Terry Pluto, in the same publication: “The Cavs needed a game like this. No matter how much respect they tried to have for the Hawks, the Cavs know they swept Atlanta in the Eastern Conference Finals last season. They know they won all three regular-season games. Most of all, the Cavs know they are the superior team.”
Writing for the suburban Chronicle-Telegram was Jim Ingraham: “The biggest, most obvious reason for that is the Cavs have a ‘Big Three,’ while the Hawks don’t even have a ‘Big One.’ Atlanta is a well-balanced, quality NBA team. The league has so many bad teams that a team like Atlanta can win 48 games and comfortably qualify for the playoffs, which the Hawks did.

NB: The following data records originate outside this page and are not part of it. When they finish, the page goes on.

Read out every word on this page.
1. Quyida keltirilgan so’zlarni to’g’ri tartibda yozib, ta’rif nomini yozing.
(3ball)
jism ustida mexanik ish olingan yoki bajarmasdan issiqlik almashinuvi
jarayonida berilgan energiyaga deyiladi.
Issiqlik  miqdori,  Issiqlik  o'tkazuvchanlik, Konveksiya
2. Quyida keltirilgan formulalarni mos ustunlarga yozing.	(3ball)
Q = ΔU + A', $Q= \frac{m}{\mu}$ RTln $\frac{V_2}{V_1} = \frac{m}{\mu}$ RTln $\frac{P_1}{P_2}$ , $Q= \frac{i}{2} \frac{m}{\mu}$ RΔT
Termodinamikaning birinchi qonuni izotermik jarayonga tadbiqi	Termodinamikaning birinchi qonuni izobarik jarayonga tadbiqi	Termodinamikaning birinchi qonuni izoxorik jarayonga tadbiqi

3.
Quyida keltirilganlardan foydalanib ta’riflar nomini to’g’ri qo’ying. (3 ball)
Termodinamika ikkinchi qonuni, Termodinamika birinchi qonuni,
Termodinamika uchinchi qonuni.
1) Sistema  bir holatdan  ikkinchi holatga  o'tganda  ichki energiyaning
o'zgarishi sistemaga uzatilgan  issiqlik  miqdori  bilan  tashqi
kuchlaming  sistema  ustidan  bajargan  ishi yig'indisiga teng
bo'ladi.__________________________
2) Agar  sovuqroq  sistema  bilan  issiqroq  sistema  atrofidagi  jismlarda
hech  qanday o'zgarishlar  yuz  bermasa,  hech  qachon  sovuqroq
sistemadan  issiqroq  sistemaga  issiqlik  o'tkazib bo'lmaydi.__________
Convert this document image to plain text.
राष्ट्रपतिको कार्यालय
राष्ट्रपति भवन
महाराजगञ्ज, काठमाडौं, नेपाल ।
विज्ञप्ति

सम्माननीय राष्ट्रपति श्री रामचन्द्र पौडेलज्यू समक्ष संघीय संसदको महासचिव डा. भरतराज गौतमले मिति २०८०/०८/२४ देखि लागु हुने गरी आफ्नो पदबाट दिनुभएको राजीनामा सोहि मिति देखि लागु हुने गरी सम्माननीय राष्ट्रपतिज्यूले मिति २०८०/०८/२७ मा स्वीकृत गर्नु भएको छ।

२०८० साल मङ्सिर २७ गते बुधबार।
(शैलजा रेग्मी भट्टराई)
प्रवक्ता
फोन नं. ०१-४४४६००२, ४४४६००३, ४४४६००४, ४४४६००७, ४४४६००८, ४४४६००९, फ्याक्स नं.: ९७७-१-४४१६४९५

“But to win consistently in the playoffs – when it’s big boy basketball time – you need stars. The Cavs have three of them, the Hawks have none.”
There’s your long-distance reality check. It does not appear as if there is great concern over temporarily lost leads and the occasional wandering quarter back at Cavs central. Probably for good reason, until the Hawks force some real concern upon them.